On the other hand.....you are hooked now. You will be adding pistols to your collection and you will find that not being able to shoot a pistol, or wanting to limit the use of the pistol because parts are hard to come by is not going to be a major deal. I have about six pistols I don't shoot any more but I would not part with them for love nor money.

.36 Sheriff's model in Brass because it has a loose arbor from my only ever chain fire.
.1960 NMA from Belgium, because it is too nice
That Brass frame ASM 1860 in .44 because it is about my sixth 1860 and I just don't shoot it.
Colt Second Gen 1860 with fluted cylinder, also because it is too nice.

I used to take three or four pistols along to the field and try to shoot them evenly but I found that I was not learning anything. The last couple times I have only taken two pistols. I shoot one primarily, only taking the second one as a shooter if the primary craps out.

October 31, 2010, 08:34 PM
Doc got a 3rd gen 60 army colt w/ spare fluted cylinder w/ box. I just would feel awful if I didn't offer it to you for 650:D

Doc Hoy
November 1, 2010, 12:03 AM
I'd love to have it but not right now.

Fingers might be interested.

Thanks for thinkin of me.

November 1, 2010, 12:28 AM
Doc got a 3rd gen 60 army colt w/ spare fluted cylinder w/ box. I just would feel awful if I didn't offer it to you for 650

Why not start a holiday raffle at your store and raffle that gun off? Have a pre-set number of about 65 tickets and sell them for $10 each. Make a video of you pulling the winning ticket out of the box. You should be able to sell all of the tickets by X-mas. Advertise them in the black powder classifieds and post the video of the drawing there afterward. While you're at it, make a little video about the gun or post some photos of it.
Sell a few extra tickets so that the raffle winner can have the gun shipped for free, so make the raffle for 67 or 68 tickets. Come on, let's get going! A lot of us here would buy tickets.
If you don't sell all of the tickets right away, then you could always postpone the raffle until Valentine's Day. Get into the holiday spirit Hardy. You can do this. You'll be able to sell some tickets to your regular customers too. A lot of gun shops hold gun raffles. Come on, Black Friday will be here soon enough. :)

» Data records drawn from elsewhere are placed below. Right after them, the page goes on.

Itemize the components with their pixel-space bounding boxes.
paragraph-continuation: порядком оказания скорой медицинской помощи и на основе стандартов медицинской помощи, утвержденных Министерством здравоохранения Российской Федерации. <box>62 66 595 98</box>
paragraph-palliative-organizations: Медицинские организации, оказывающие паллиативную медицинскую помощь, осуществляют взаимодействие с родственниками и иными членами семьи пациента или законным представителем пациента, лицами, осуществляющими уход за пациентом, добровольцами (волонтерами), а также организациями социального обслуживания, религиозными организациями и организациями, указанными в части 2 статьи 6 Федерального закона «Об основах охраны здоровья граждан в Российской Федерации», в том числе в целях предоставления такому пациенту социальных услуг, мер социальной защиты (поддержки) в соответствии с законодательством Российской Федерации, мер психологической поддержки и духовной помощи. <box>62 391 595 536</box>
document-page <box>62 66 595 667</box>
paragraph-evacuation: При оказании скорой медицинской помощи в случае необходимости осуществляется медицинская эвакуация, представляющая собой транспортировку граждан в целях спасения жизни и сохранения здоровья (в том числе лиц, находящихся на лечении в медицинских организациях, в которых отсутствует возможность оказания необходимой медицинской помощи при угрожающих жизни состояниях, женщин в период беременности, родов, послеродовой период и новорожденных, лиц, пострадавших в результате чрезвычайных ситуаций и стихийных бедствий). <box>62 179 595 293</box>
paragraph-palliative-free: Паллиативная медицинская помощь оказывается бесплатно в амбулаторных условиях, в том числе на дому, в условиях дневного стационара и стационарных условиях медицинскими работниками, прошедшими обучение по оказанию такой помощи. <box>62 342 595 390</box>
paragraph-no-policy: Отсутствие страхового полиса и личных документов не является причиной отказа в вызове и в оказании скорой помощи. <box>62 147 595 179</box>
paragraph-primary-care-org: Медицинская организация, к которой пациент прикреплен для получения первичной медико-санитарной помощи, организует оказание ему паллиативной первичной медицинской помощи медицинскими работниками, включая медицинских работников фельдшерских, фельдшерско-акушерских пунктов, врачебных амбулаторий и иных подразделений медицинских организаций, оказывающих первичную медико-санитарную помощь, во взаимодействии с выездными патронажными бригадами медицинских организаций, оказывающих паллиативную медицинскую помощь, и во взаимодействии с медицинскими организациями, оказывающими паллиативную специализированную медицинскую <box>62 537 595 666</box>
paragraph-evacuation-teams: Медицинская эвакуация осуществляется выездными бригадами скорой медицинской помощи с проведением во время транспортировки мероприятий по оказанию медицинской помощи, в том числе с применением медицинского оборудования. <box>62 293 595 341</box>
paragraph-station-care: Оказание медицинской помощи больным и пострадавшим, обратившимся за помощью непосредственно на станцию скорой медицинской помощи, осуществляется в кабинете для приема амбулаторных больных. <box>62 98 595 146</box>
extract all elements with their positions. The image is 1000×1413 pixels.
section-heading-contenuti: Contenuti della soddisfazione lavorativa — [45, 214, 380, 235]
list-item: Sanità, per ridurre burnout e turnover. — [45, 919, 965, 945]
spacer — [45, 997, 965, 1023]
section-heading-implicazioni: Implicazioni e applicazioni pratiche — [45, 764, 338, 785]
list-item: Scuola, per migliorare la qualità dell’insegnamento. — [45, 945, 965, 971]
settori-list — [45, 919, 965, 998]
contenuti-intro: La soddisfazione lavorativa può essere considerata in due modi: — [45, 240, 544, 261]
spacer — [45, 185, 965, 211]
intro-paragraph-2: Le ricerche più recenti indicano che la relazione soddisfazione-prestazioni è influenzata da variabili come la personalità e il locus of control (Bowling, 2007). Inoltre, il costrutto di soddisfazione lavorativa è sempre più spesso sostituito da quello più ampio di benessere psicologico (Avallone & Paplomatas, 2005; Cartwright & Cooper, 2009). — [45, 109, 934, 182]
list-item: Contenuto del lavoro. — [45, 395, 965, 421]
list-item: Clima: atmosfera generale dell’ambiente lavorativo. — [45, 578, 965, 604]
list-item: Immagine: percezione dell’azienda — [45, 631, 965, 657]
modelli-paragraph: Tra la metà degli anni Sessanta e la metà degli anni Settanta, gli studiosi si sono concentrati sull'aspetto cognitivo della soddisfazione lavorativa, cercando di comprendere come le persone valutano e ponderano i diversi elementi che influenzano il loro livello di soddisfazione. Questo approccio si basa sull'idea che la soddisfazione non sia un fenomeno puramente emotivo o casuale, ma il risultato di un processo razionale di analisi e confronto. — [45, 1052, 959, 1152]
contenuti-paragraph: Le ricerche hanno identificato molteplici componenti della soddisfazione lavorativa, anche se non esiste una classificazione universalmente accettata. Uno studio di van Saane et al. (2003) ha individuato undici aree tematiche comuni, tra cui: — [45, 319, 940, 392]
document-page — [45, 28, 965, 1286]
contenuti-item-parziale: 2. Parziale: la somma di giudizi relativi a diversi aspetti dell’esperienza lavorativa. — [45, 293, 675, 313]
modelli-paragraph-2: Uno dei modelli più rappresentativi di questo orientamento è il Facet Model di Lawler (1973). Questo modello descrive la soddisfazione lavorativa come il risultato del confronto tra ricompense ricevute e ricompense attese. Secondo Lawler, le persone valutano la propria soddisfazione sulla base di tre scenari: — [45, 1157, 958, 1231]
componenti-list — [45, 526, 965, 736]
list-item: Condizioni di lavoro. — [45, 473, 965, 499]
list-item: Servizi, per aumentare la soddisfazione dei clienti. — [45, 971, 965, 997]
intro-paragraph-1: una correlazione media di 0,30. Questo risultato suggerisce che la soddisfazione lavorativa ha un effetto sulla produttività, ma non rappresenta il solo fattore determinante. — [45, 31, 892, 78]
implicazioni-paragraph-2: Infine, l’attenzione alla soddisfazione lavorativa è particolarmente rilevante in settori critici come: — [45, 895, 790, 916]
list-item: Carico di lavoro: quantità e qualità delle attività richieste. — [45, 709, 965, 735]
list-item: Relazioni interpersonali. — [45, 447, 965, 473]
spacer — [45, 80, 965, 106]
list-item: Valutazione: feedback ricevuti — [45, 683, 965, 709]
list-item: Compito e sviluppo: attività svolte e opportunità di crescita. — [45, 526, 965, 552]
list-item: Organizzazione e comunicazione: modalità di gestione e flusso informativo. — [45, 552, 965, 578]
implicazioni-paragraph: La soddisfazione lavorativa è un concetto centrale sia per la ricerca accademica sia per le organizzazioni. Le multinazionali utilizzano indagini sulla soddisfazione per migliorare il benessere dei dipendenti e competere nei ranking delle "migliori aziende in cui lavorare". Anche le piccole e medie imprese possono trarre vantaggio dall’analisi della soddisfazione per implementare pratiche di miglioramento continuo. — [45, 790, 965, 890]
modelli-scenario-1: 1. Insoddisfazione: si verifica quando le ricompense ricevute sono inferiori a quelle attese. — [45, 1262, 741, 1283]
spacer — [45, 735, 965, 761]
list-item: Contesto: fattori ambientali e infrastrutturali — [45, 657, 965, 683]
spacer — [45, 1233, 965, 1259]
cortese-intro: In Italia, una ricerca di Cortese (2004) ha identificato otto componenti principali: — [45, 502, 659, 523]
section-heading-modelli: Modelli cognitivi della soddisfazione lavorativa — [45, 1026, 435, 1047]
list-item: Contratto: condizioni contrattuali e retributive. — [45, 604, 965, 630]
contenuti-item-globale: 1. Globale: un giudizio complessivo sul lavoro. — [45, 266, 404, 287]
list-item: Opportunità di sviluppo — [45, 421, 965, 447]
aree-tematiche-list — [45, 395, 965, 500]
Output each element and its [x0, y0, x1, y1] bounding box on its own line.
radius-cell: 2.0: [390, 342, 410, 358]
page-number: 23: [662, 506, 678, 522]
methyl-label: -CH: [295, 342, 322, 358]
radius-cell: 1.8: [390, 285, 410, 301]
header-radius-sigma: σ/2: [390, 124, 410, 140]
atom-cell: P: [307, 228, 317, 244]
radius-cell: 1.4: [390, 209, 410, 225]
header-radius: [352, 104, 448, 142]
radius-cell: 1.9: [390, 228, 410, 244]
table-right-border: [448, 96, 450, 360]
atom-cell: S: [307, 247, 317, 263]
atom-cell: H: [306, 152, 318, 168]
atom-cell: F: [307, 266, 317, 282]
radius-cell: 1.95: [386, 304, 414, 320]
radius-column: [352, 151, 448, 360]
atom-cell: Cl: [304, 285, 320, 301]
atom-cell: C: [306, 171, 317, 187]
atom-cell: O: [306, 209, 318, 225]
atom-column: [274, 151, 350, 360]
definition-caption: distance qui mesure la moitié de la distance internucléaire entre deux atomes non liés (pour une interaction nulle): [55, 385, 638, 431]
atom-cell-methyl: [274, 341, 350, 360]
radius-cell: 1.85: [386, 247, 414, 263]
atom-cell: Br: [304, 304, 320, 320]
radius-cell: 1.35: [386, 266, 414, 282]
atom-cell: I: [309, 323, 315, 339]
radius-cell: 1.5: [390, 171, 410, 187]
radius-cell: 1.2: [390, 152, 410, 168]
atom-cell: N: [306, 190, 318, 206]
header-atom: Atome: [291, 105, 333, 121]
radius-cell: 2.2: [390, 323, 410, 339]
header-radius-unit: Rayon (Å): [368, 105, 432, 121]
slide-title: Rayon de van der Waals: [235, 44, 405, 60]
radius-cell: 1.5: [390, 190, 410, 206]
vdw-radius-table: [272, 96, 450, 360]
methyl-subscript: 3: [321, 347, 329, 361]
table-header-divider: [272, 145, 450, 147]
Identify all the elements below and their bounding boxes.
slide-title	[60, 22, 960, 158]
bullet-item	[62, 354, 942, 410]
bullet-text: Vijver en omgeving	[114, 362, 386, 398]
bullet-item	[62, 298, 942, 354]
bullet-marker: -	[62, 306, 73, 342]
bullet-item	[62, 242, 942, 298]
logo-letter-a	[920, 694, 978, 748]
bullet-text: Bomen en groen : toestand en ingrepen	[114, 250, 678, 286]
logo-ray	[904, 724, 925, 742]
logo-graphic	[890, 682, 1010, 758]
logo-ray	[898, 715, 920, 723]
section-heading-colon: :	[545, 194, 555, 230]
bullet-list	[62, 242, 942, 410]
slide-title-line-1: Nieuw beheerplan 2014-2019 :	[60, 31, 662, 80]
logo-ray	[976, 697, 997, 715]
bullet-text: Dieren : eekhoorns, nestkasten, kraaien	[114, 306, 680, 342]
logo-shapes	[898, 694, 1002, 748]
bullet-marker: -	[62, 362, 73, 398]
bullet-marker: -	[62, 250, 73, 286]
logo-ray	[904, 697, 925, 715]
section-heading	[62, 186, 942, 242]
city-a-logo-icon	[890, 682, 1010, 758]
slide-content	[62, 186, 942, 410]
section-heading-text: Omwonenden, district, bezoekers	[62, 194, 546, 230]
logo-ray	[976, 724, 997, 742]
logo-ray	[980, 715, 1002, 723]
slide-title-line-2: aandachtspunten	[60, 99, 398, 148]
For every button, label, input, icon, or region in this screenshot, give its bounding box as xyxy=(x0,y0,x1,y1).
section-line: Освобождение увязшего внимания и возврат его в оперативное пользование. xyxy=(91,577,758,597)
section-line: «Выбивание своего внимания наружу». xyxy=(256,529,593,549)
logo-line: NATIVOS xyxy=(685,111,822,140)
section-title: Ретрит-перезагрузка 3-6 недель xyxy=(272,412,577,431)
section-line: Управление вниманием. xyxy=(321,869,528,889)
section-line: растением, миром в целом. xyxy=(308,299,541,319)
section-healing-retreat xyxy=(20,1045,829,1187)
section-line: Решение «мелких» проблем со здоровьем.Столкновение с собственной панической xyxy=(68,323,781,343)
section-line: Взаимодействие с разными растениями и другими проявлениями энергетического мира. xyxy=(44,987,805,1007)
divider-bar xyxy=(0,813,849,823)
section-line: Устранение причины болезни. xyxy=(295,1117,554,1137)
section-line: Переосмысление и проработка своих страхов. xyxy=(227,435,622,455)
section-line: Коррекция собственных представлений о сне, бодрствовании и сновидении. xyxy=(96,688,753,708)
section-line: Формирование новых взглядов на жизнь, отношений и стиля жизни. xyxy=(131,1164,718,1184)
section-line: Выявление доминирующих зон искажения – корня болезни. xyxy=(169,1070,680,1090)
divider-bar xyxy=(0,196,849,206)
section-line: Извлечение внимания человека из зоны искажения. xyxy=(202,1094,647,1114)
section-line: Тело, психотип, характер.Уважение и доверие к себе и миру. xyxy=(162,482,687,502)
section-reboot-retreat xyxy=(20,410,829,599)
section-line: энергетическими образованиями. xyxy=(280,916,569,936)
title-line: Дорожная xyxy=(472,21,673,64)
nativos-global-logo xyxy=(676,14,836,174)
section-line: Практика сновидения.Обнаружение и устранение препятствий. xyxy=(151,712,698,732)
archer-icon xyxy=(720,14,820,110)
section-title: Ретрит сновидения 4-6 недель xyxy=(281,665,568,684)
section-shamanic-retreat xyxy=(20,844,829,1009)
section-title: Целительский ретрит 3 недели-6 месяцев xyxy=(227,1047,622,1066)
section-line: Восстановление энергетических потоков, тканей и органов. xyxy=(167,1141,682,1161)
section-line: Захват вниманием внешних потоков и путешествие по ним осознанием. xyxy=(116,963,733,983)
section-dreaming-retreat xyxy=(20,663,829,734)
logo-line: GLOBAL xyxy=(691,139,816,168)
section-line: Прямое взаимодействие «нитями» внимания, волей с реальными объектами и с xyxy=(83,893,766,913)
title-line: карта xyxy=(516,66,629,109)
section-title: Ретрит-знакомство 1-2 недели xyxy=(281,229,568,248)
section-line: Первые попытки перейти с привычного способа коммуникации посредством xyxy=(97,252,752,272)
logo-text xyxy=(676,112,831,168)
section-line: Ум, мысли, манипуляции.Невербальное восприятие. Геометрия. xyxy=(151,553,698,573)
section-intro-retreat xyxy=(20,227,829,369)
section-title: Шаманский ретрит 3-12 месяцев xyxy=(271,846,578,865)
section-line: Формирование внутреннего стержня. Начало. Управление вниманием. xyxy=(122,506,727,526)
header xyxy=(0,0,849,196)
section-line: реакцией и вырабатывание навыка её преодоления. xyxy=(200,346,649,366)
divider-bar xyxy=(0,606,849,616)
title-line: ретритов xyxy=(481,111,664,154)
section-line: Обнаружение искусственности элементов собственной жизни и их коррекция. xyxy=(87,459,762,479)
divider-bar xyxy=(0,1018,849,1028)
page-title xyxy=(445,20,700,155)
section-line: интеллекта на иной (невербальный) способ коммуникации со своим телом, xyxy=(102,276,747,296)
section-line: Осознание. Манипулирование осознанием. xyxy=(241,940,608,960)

November 1, 2010, 08:56 AM
Doc, harden your heart. I keep only what I shoot or what I've torn up.
I currently have 7 shooter 1860s, all Pietta and one 1851 Original made in 1862. Lots of Remingtons and Ubertis have passed thru and a few 1851 Piettas.
Never had the bucks to buy the Colts.

Doc Hoy
November 1, 2010, 09:37 AM
Thanks for the encouragement. I fear, though, that my affliction has reached a terminal stage.

I have all too vivid memories of the day I sold my entire accumulation of pistols for a song in 1992. This event was prompted by my (Thankfully Ex) wife. (She was a real idiot.) I get symptoms like the DTs when I think of it. Now I don't get rid of my pistols (Except for one 1863 which I rebuilt as a project specifically to sell, which aided in the purchase of my third Colt. That is the 2nd gen. 1860 with fluted cylinder which I keep mentioning.)